Indeed, it appears that not only did Erdely not contact the accused, she did not know the full name of the alleged primary assailant. "Earlier this week," today's follow-up in the Post says, "Jackie revealed to friends for the first time the full name of her alleged attacker, a name she had never disclosed to anyone." Emphasis on never and anyone. Unless the Post's follow-up report is mistaken, then that includes Erdely and the fact-checkers at Rolling Stone.

Yet that is not what Woods, the editor on Erdely's story, said earlier this week. "We verified their existence," he said to the Post, indicating that the magazine had checked with Jackie's friends. "I'm satisfied that these guys exist and are real. We knew who they were." If Jackie had truly never revealed the name of the attacker to anyone, then what Woods said cannot have been true.

In fact, according to the Post, the individual Jackie named this week isn't even a member of Phi Kappa Psi, the fraternity at the center of the story. The Post appears to have been unable to definitively identify an individual who matches every one of the details Jackie gave in the story. 

Erdely also apparently failed to corroborate other basic details from Jackie's story. Her Rolling Stone report says that the rape happened during fraternity rush, at a date event on September 28, 2012, and that the assailant who lured her into the room where she was raped worked as a lifeguard with Jackie on campus. Erdely did check that Jackie was a lifeguard.
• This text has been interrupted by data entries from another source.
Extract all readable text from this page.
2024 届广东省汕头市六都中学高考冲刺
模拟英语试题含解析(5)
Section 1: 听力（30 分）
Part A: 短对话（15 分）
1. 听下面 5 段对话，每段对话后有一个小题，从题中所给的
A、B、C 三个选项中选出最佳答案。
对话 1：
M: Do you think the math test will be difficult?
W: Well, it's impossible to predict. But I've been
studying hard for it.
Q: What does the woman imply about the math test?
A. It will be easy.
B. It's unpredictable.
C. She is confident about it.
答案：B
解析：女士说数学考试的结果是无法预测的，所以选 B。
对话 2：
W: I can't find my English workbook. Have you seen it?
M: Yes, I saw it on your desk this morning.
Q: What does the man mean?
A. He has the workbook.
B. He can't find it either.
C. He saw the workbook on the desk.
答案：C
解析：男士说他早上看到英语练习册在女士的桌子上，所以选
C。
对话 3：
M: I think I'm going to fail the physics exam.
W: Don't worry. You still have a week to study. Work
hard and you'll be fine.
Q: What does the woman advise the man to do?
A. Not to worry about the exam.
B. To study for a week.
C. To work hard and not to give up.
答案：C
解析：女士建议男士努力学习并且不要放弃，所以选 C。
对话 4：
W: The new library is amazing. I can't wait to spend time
But no corroboration was provided for the other details, and an official statement from the Phi Kappa Psi fraternity this afternoon disputes all of them: There was no social function of any kind the weekend of September 28, 2012, rush—the frat's pledging period—takes place in the spring rather than the fall, and no Phi Kappa Psi member appears on the aquatic centers employee roster for 2012, the statement says.

These details cannot have been impossible to check; in the space of about a week, The Washington Post managed to investigate many of them. We don't have a complete accounting of Erdely's reporting methods, but what seems likely is that Erdely's confirmations of Jackie's story came entirely from people who had heard Jackie tell the same story that she told to Erdely; essentially, the entire account originated from a single source.

But even Jackie's friends in the sexual assault awareness advocacy community at UVA, people who have no interest in her story being untrue, have now "come to doubt her account," according to the Post's follow-up today. They believe that something traumatic happened to Jackie, but they too have tried to check her story, and found inconsistencies and details that cannot be proven or verified.

Advocates for rape victims and sexual assault awareness understandably tend to prioritize support, communication, and community building; they do not have a great responsibility to doubt, to verify, and to rigorously check all the minute details of the accounts they hear or share. But journalists do. To be sure, this sort of checking is almost always difficult, time-consuming, and stressful. Inevitably, some mistakes will be made (I've certainly made a few regretful errors of my own). There are tradeoffs between time and accuracy. But the more sensational the story, the more shocking and potentially consequential its allegations, the more that effort is necessary—especially with a long-form account that is not under the pressures and deadlines of daily journalism, and especially when the subject and major source of the story tries to back out, as Jackie apparently did. 

The Post's damning follow-up story today makes it clear that, despite its claims to diligence, Erdely and Rolling Stone simply didn't make much effort at all. And by failing so thoroughly to corroborate so many essential details of Jackie's account—and by insisting, even after reasonable questions were raised, that the story had been verified to be true, they have made life much harder for the same victims of assault and advocates of awareness that a story like this ought to help.